O governador Beto Richa (PSDB) anunciou ontem uma auditoria nas contas da Polícia Civil e a reorganização de toda a estrutura administrativa da corporação. Em síntese, trata-se de uma intervenção, já que a auditagem do fundo rotativo e o novo desenho organizacional da instituição ficarão a cargo de uma empresa privada a ser contratada por meio de licitação. Ao mesmo tempo, o governador prometeu rigor nas investigações das irregularidades apresentadas pela série de reportagens iniciada no domingo pela Gazeta do Povo. A Assembleia Legislativa, o Ministério Público e o Tribunal de Contas do Estado também vão investigar as denúncias.

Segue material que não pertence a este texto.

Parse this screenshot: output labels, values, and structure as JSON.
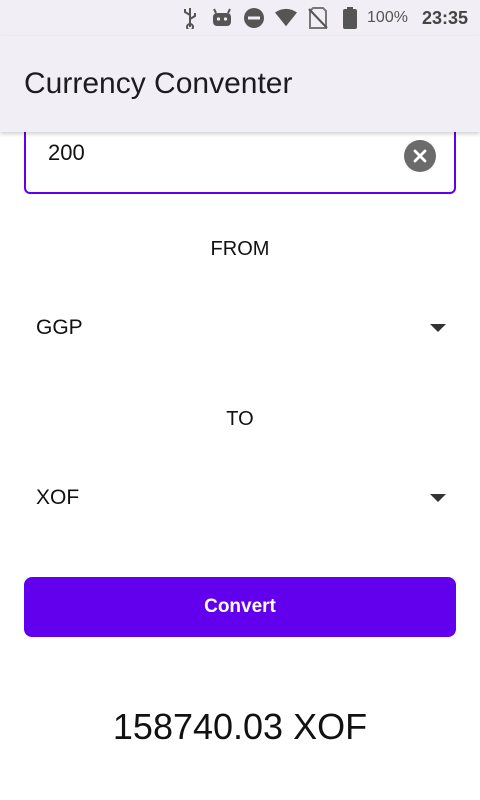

O secretário de Segurança Pública, Reinaldo de Almeida César, detalhou que o objetivo é que a empresa terceirizada “repense” o “desenho organizacional”, os procedimentos e atos de gestão da Polícia Civil. Ao mesmo tempo, a contratada deve fazer uma auditoria nas contas da corporação, principalmente no fundo rotativo. A Gazeta do Povo mostrou casos de delegacias fantasmas que continuam recebendo recursos do fundo. Segundo o governador, o edital de licitação para a contratação da empresa fará o planejamento será publicado nas próximas semanas. Nas palavras do governador, a Polícia Civil vai passar por “uma reestruturação administrativa completa”.
Ex-secretário se exime
O ex-secretário de Segurança Pública Luiz Fernando Delazari, que esteve à frente da pasta entre maio de 2003 e abril de 2010, disse que nunca teve conhecimento de irregularidades no fundo rotativo da Polícia Civil. Dos oito anos analisados pela série “Polícia Fora da Lei”, seis correspondem ao período em que Delazari esteve no cargo. “Este fundo é alheio, sobre o qual o secretário não tem gestão. É um fundo da Polícia Civil, que a Polícia Civil geriu. Se eu soubesse de alguma irregularidade, ia mandar apurar”, disse. “O gestor é um delegado, quem faz o controle interno é a Polícia Civil e quem faz o controle externo é o Tribunal de Contas. Isso não chega ao secretário”, completou. Delazari também se eximiu do fato do então delegado-geral Jorge Azor Pinto não ter detectado as evidências. A reportagem não conseguiu localizar o delegado Azor Pinto.MP e TCE vão investigar as contas
O Ministério Público do Paraná (MP-PR) e o Tribunal de Contas do Estado (TCE) vão investigar as denúncias publicadas na série de reportagens “Polícia Fora da Lei”, iniciada domingo pela Gazeta do Povo. O MP abrirá uma investigação na Promotoria de Proteção ao Patrimônio Público no âmbito cível e criminal. Já o TCE tomou três medidas para comprovar as irregularidades e melhorar a fiscalização nas contas do fundo rotativo da Polícia Civil. De acordo com o presidente do TCE, conselheiro Fernando Guimarães, o tribunal abrirá procedimentos de responsabilização. Caso se comprove as irregularidades, os delegados gestores do fundo poderão ter de devolver o dinheiro recebido. Além disso, Guimarães já determinou que a realização de estudo para desenvolver a melhor forma de fiscalizar o dinheiro do fundo. Hoje, a prestação de contas dessa verba está inclusa nas contas da Secretaria de Estado da Segurança Pública (Sesp). Pela proposta do conselheiro, a prestação de contas do fundo deve ser analisada de forma específica e não dentro das contas da secretaria.Para Almeida César, as denúncias apresentadas pela reportagem revelam um “caos” na segurança pública, alicerçado não só na estrutura organizacional da Polícia Civil, mas também na falta de investimento e no sucateamento das forças policiais do Paraná. “Tudo que foi publicado só reforça o que sentimos desde o primeiro dia: que há um profundo desmantelo da segurança pública. Municípios sem policiais, viaturas paradas, necessidade de se recompor as estruturas administrativas”, definiu.
Falhas históricas
O governador e o secretário atestaram que as suspeitas de irregularidades no fundo rotativo da Polícia Civil são um problema histórico. Há pelo menos 15 anos já haviam sido identificados indícios de falhas nos repasses de recursos às delegacias do interior do Estado.
Entretanto, não foram divulgados detalhes dos casos. “Desde 1996 existe registro na Secretaria de Segurança de reclamação na gestão desse fundo rotativo em várias regiões do Estado”, apontou Richa.
O levantamento feito pela Gazeta do Povo considerou o período entre 2004 a 2011, período em que há dados disponíveis no portal da Transparência do governo do Estado. Uma equipe de jornalistas identificou valores excessivos para municípios pequenos e foi a campo para comprovar que o dinheiro saía das contas da Polícia Civil e não chegava ao destino, muitas vezes porque nem delegacia existia na cidade.